In On Liberty, Chapter IV, “Of the Limits to the Authority of Society over the Individual” paragraphs 3-4, John Stuart Mill lays down rules for such an intervention. In particular, he argues that punishment and strong social stigma should be off limits, but that other efforts to help people improve their lives are a good thing:
As soon as any part of a person’s conduct affects prejudicially the interests of others, society has jurisdiction over it, and the question whether the general welfare will or will not be promoted by interfering with it, becomes open to discussion. But there is no room for entertaining any such question when a person’s conduct affects the interests of no persons besides himself, or needs not affect them unless they like (all the persons concerned being of full age, and the ordinary amount of understanding). In all such cases there should be perfect freedom, legal and social, to do the action and stand the consequences. It would be a great misunderstanding of this doctrine to suppose that it is one of selfish indifference, which pretends that human beings have no business with each other’s conduct in life, and that they should not concern themselves about the well-doing or well-being of one another, unless their own interest is involved. Instead of any diminution, there is need of a great increase of disinterested exertion to promote the good of others. But disinterested benevolence can find other instruments to persuade people to their good, than whips and scourges, either of the literal or the metaphorical sort.
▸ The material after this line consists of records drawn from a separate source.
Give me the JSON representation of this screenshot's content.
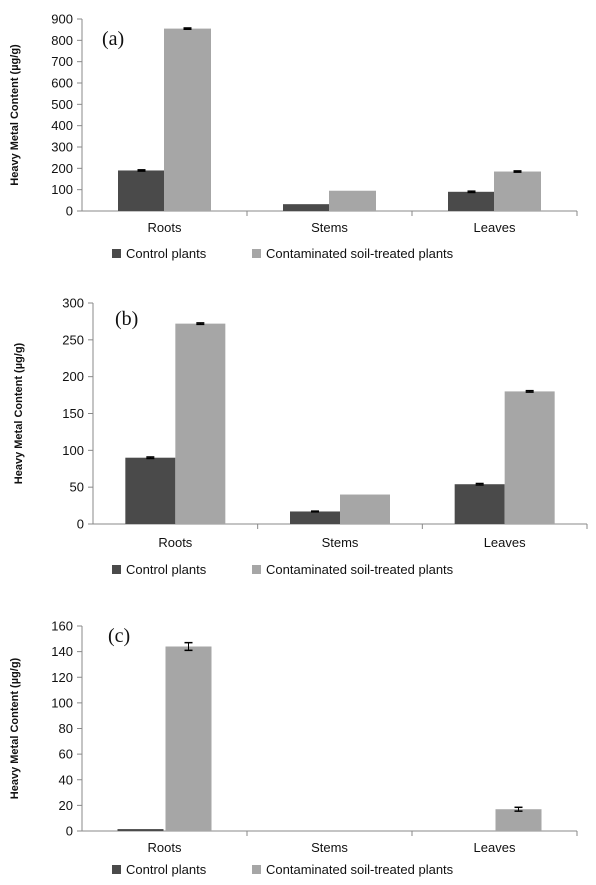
{
  "chart_data": [
    {
      "type": "bar",
      "panel_label": "(a)",
      "categories": [
        "Roots",
        "Stems",
        "Leaves"
      ],
      "series": [
        {
          "name": "Control plants",
          "values": [
            190,
            32,
            90
          ],
          "errors": [
            3,
            0,
            3
          ],
          "color": "#4a4a4a"
        },
        {
          "name": "Contaminated soil-treated plants",
          "values": [
            855,
            95,
            185
          ],
          "errors": [
            3,
            0,
            3
          ],
          "color": "#a6a6a6"
        }
      ],
      "ylabel": "Heavy Metal Content (µg/g)",
      "ylim": [
        0,
        900
      ],
      "yticks": [
        0,
        100,
        200,
        300,
        400,
        500,
        600,
        700,
        800,
        900
      ],
      "legend": "bottom",
      "grid": false
    },
    {
      "type": "bar",
      "panel_label": "(b)",
      "categories": [
        "Roots",
        "Stems",
        "Leaves"
      ],
      "series": [
        {
          "name": "Control plants",
          "values": [
            90,
            17,
            54
          ],
          "errors": [
            1,
            0.5,
            1
          ],
          "color": "#4a4a4a"
        },
        {
          "name": "Contaminated soil-treated plants",
          "values": [
            272,
            40,
            180
          ],
          "errors": [
            1,
            0,
            1
          ],
          "color": "#a6a6a6"
        }
      ],
      "ylabel": "Heavy Metal Content (µg/g)",
      "ylim": [
        0,
        300
      ],
      "yticks": [
        0,
        50,
        100,
        150,
        200,
        250,
        300
      ],
      "legend": "bottom",
      "grid": false
    },
    {
      "type": "bar",
      "panel_label": "(c)",
      "categories": [
        "Roots",
        "Stems",
        "Leaves"
      ],
      "series": [
        {
          "name": "Control plants",
          "values": [
            1.5,
            0,
            0
          ],
          "errors": [
            0,
            0,
            0
          ],
          "color": "#4a4a4a"
        },
        {
          "name": "Contaminated soil-treated plants",
          "values": [
            144,
            0,
            17
          ],
          "errors": [
            3,
            0,
            1.5
          ],
          "color": "#a6a6a6"
        }
      ],
      "ylabel": "Heavy Metal Content (µg/g)",
      "ylim": [
        0,
        160
      ],
      "yticks": [
        0,
        20,
        40,
        60,
        80,
        100,
        120,
        140,
        160
      ],
      "legend": "bottom",
      "grid": false
    }
  ]
}
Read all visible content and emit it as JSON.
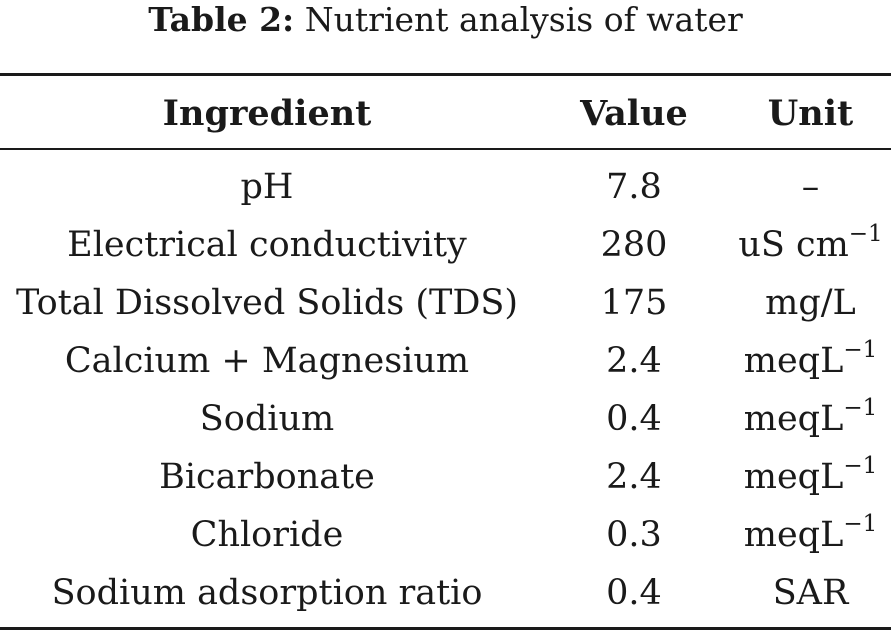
{
  "caption": {
    "label": "Table 2:",
    "text": "Nutrient analysis of water"
  },
  "table": {
    "columns": [
      "Ingredient",
      "Value",
      "Unit"
    ],
    "rows": [
      {
        "ingredient": "pH",
        "value": "7.8",
        "unit_base": "–",
        "unit_sup": ""
      },
      {
        "ingredient": "Electrical conductivity",
        "value": "280",
        "unit_base": "uS cm",
        "unit_sup": "−1"
      },
      {
        "ingredient": "Total Dissolved Solids (TDS)",
        "value": "175",
        "unit_base": "mg/L",
        "unit_sup": ""
      },
      {
        "ingredient": "Calcium + Magnesium",
        "value": "2.4",
        "unit_base": "meqL",
        "unit_sup": "−1"
      },
      {
        "ingredient": "Sodium",
        "value": "0.4",
        "unit_base": "meqL",
        "unit_sup": "−1"
      },
      {
        "ingredient": "Bicarbonate",
        "value": "2.4",
        "unit_base": "meqL",
        "unit_sup": "−1"
      },
      {
        "ingredient": "Chloride",
        "value": "0.3",
        "unit_base": "meqL",
        "unit_sup": "−1"
      },
      {
        "ingredient": "Sodium adsorption ratio",
        "value": "0.4",
        "unit_base": "SAR",
        "unit_sup": ""
      }
    ]
  }
}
One big reason to limit efforts to change what seems like someone else’s self-destructive behavior to advice and preaching rather than punishing or stigmatizing is that one might be wrong. But another reason is that punishing and stigmatizing cause direct harm. For example, the many people in prison for drug use have lives that were already blighted by drugs now blighted by prison as well. Finally, punishing and stigmatizing may often be ineffective because the elements of a riven psyche one wants to encourage may have trouble seeing a punisher or stigmatizer as friendly.